AZ-104 Microsoft Azure Administrator Exam

Define and Apply RBAC Roles at Various Scopes

Role-Based Access Control (RBAC) in Azure is an important system designed to manage access to resources by assigning roles to users, groups, service principals, or managed identities. This system helps ensure that the right people have the right access to Azure resources at all times. RBAC roles are assigned across various scopes to provide effective access management.

Understanding Scopes

A scope in Azure defines the set of resources that access permissions apply to. These scopes are organized in a hierarchy from broadest to most specific:

• Management Groups: They are at the top level and can contain multiple subscriptions, effectively allowing you to manage policies, budgets, and compliance across different subscriptions.
• Subscriptions: These act as containers for Azure services, serving as organizational boundaries where you can keep track of billing and services.
• Resource Groups: These provide logical grouping for related resources, which can make managing and deploying Azure resources easier.
• Resources: These refer to individual Azure services like virtual machines, databases, etc.

Assigning Roles

To assign RBAC roles, you need specific permissions like Microsoft.Authorization/roleAssignments/write.
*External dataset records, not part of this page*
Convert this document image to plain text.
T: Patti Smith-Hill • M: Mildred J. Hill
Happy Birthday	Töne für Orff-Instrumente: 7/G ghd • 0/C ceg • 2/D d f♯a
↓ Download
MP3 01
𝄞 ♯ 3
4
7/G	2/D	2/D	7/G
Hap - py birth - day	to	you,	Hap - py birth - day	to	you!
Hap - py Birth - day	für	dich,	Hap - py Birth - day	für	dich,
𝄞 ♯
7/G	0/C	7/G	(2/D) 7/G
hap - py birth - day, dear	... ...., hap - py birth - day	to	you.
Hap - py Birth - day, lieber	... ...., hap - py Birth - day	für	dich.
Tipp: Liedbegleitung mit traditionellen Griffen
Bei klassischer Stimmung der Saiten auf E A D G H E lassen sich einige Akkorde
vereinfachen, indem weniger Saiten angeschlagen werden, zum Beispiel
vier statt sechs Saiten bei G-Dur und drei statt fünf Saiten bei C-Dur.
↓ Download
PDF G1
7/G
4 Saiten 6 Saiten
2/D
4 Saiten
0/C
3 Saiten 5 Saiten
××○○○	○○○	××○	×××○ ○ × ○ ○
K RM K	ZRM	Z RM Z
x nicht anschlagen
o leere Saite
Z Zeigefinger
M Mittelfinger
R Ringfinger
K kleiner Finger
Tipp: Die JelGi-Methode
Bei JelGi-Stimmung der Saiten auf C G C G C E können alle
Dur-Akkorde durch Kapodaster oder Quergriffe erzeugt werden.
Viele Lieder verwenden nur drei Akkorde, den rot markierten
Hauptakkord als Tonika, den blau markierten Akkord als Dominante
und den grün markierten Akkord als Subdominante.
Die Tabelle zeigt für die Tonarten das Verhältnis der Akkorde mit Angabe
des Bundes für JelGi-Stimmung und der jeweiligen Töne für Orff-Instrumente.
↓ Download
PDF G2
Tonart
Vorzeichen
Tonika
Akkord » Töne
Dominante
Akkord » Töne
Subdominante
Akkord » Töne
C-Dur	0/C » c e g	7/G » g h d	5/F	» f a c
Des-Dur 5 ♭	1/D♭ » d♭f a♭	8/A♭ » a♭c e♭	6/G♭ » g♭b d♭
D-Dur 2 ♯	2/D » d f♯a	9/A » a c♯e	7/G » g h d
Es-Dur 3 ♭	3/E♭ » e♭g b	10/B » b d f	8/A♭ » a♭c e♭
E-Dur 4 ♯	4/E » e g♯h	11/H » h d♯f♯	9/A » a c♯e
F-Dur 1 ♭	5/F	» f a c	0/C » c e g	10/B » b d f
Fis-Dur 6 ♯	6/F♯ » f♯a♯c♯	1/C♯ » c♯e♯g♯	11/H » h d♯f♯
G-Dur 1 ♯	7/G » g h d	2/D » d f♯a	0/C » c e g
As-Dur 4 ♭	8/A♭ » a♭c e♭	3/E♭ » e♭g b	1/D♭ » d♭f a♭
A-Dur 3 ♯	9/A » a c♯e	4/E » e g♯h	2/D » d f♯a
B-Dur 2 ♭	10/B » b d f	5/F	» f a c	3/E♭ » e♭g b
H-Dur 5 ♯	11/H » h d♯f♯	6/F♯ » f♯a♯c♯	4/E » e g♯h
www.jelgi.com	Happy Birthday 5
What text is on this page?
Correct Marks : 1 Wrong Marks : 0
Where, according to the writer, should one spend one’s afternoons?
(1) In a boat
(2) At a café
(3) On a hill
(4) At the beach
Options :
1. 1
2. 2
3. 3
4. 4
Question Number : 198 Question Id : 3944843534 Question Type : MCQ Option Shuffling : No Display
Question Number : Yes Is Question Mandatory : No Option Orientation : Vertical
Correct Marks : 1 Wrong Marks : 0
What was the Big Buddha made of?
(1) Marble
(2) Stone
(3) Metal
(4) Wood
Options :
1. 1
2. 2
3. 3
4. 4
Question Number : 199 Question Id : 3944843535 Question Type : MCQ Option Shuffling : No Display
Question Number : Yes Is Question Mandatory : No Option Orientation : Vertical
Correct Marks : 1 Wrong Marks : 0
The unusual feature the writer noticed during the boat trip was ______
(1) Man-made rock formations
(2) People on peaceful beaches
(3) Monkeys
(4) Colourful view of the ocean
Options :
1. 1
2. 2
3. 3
Here's how you can assign roles:

1. Sign in to the Azure portal and locate the specific scope you wish to manage.
2. Find the desired scope—this can be at the management group, subscription, resource group, or resource level.
3. Select the resource you're targeting and navigate to Access control (IAM).
4. Add a role assignment, selecting the necessary role and associating it with the user, group, or service principal.

Role Assignments

A role assignment attaches a role definition to a security principal at a given scope. This gives the security principal access to resources within that scope. Some examples include:

• Contributor Role: Gives users permission to create and manage resources within a resource group.
• Reader Role: Allows users to look at resources without making modifications.

Multiple Role Assignments

RBAC in Azure is cumulative, meaning if a user is given multiple roles that overlap, their effective permissions are the total of those roles. For example, if given a Contributor role at the subscription level and a Reader role within a resource group, their permissions would default to Contributor across that subscription.

Evaluating Access

The evaluation of access in Azure RBAC involves several steps:

1. Token acquisition: Users obtain a token reflecting their group memberships.
2. API call: Users make REST API calls using the token they received.
3. Role and deny assignments retrieval: Azure Resource Manager retrieves relevant role assignments and deny assignments.
4. Permission evaluation: Determines if users have the permissions needed for their requested actions.

Best Practices

To ensure secure access management practices:

• Grant least privilege: Offer only permissions needed for users to perform their tasks.
• Use groups: Assign roles based on groups rather than individuals to simplify access management.
• Limit privileged roles: Restrict high-level access roles like Owner or Contributor to minimize risk.

By applying RBAC roles thoughtfully and methodically across various scopes, you help secure Azure resources effectively, balancing accessibility with security concerns.